Dengan demikian, terdapat kenaikan sekitar Rp19 juta dari harga limit. Jika harga limit tepat Rp10 juta, kenaikan tersebut setara sekitar 190 persen.
Hasil tersebut menjadi salah satu catatan menarik dalam pelaksanaan lelang serentak di wilayah Jambi. Barang dengan nilai limit relatif rendah ternyata mampu menghasilkan nilai penjualan jauh lebih tinggi melalui mekanisme lelang terbuka.
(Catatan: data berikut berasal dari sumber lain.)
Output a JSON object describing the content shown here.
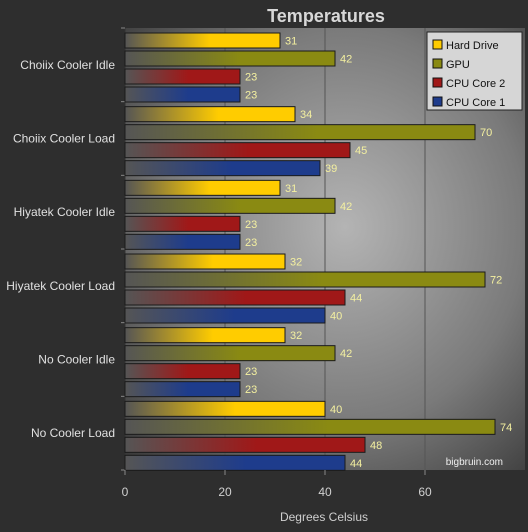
{
  "chart_data": {
    "type": "bar",
    "orientation": "horizontal",
    "title": "Temperatures",
    "xlabel": "Degrees Celsius",
    "xlim": [
      0,
      80
    ],
    "xticks": [
      0,
      20,
      40,
      60
    ],
    "grid": true,
    "legend_position": "top-right",
    "watermark": "bigbruin.com",
    "categories": [
      "Choiix Cooler Idle",
      "Choiix Cooler Load",
      "Hiyatek Cooler Idle",
      "Hiyatek Cooler Load",
      "No Cooler Idle",
      "No Cooler Load"
    ],
    "series": [
      {
        "name": "Hard Drive",
        "color": "#ffcc00",
        "values": [
          31,
          34,
          31,
          32,
          32,
          40
        ]
      },
      {
        "name": "GPU",
        "color": "#8a8a12",
        "values": [
          42,
          70,
          42,
          72,
          42,
          74
        ]
      },
      {
        "name": "CPU Core 2",
        "color": "#a01818",
        "values": [
          23,
          45,
          23,
          44,
          23,
          48
        ]
      },
      {
        "name": "CPU Core 1",
        "color": "#1e3c8c",
        "values": [
          23,
          39,
          23,
          40,
          23,
          44
        ]
      }
    ]
  }
}
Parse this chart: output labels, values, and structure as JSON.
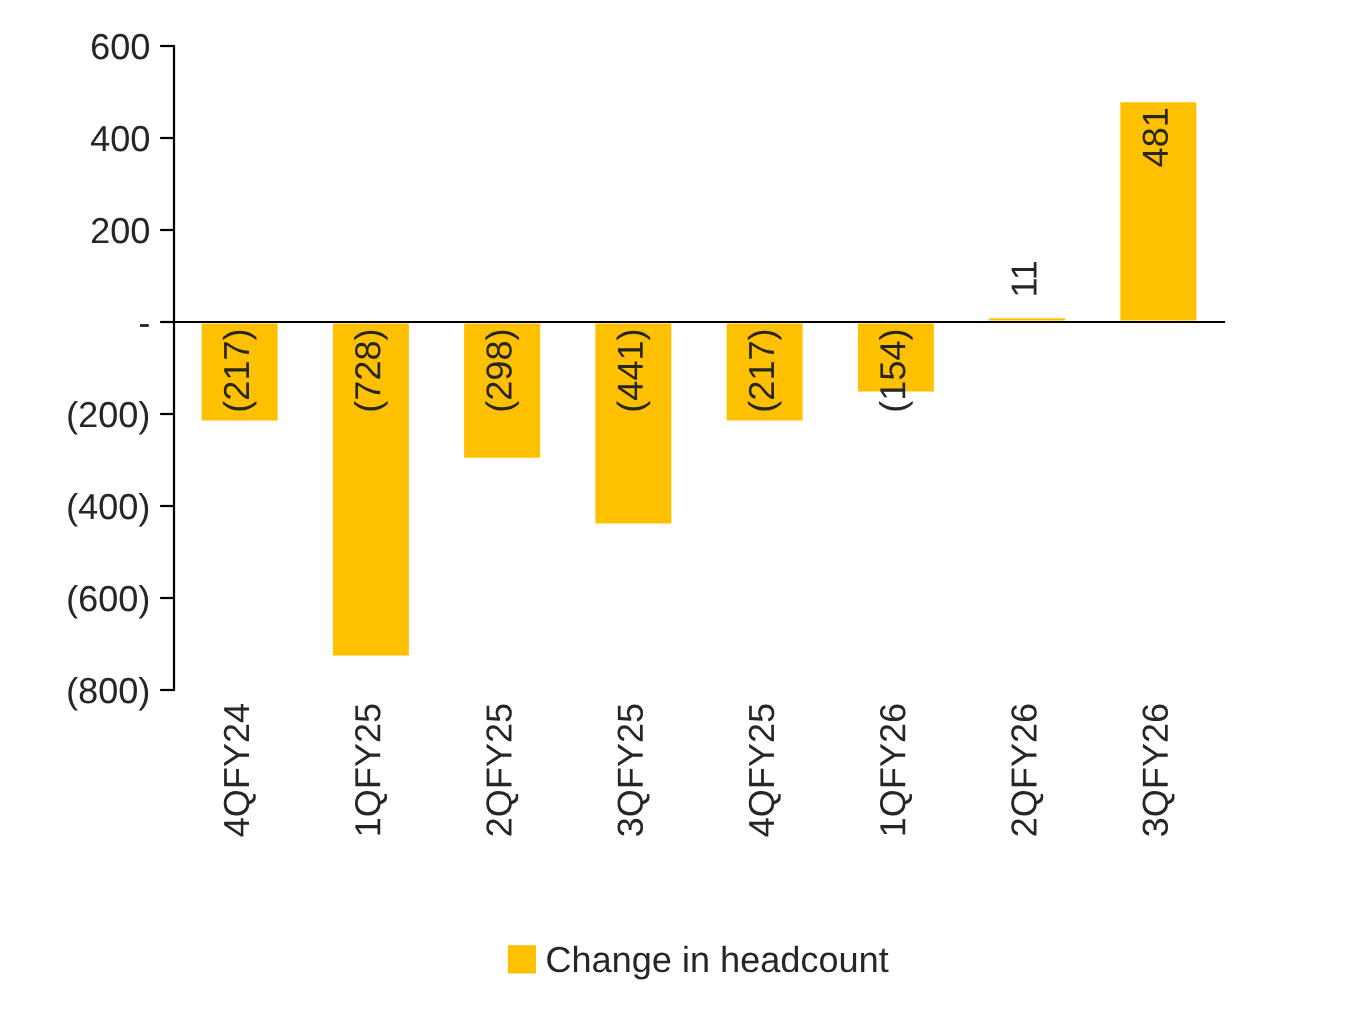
{
  "chart_data": {
    "type": "bar",
    "categories": [
      "4QFY24",
      "1QFY25",
      "2QFY25",
      "3QFY25",
      "4QFY25",
      "1QFY26",
      "2QFY26",
      "3QFY26"
    ],
    "series": [
      {
        "name": "Change in headcount",
        "color": "#ffc000",
        "values": [
          -217,
          -728,
          -298,
          -441,
          -217,
          -154,
          11,
          481
        ],
        "value_labels": [
          "(217)",
          "(728)",
          "(298)",
          "(441)",
          "(217)",
          "(154)",
          "11",
          "481"
        ]
      }
    ],
    "ylim": [
      -800,
      600
    ],
    "yticks": [
      {
        "value": -800,
        "label": "(800)"
      },
      {
        "value": -600,
        "label": "(600)"
      },
      {
        "value": -400,
        "label": "(400)"
      },
      {
        "value": -200,
        "label": "(200)"
      },
      {
        "value": 0,
        "label": "-"
      },
      200,
      400,
      600
    ],
    "legend": "bottom"
  }
}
26 Barang Dilelang dari Jajaran Kejaksaan
Dalam pelaksanaan lelang serentak tersebut, terdapat 26 item barang yang menjadi objek lelang dari jajaran Kejaksaan Negeri di wilayah hukum Kejati Jambi.
Rinciannya, Kejari Jambi sebanyak 8 item, Kejari Batanghari 1 item, Kejari Bungo 2 item, Kejari Tebo 4 item, Kejari Merangin 4 item, Kejari Sarolangun 1 item, Kejari Sungai Penuh 1 item, Kejari Tanjung Jabung Barat 1 item, Kejari Tanjung Jabung Timur 2 item, dan Kejari Muaro Jambi 2 item.
Objek lelang tersebut beragam, mulai dari kendaraan bermotor, emas, hingga barang lainnya yang telah memiliki status hukum untuk dilakukan pelelangan.
Dari Kejari Merangin, salah satu objek yang disiapkan berupa emas seberat 1.748,23 gram dengan nilai limit mencapai Rp3.401.950.000.
Selain itu, terdapat satu unit mobil truk yang telah mendapatkan penawaran. Namun, proses lelang terhadap kendaraan tersebut belum dapat dilakukan karena masih dalam kondisi diblokir.
Bukan Sekadar Menjual Barang, Kepala Kejati Jambi Sugeng Hariadi menegaskan, pelaksanaan lelang merupakan bagian penting dalam pengelolaan barang hasil penegakan hukum.
Melalui mekanisme lelang yang terbuka dan sesuai ketentuan, barang yang telah memiliki status hukum dapat segera dikelola sehingga tidak menjadi beban penyimpanan sekaligus mampu memberikan nilai ekonomi bagi negara.
Pelaksanaan lelang serentak juga menjadi momentum memperkuat sinergi antara Kejaksaan, KPKNL Jambi, dan instansi terkait agar seluruh tahapan berjalan profesional, transparan, dan dapat dipertanggungjawabkan.
Kejati Jambi, kata dia, berkomitmen terus meningkatkan transparansi, akuntabilitas, tertib administrasi, serta optimalisasi pengelolaan barang hasil penegakan hukum.
Hasil lelang yang menunjukkan seluruh objek Kejari Jambi dan Kejari Tebo terjual, ditambah peningkatan nilai sejumlah barang secara signifikan, menjadi gambaran bahwa mekanisme lelang terbuka mampu memberikan hasil optimal.
Lelang serentak pun bukan sekadar proses menjual barang. Lebih jauh, langkah tersebut menjadi bagian dari upaya Kejaksaan memastikan setiap barang hasil penegakan hukum dapat memberikan manfaat nyata bagi negara dan masyarakat.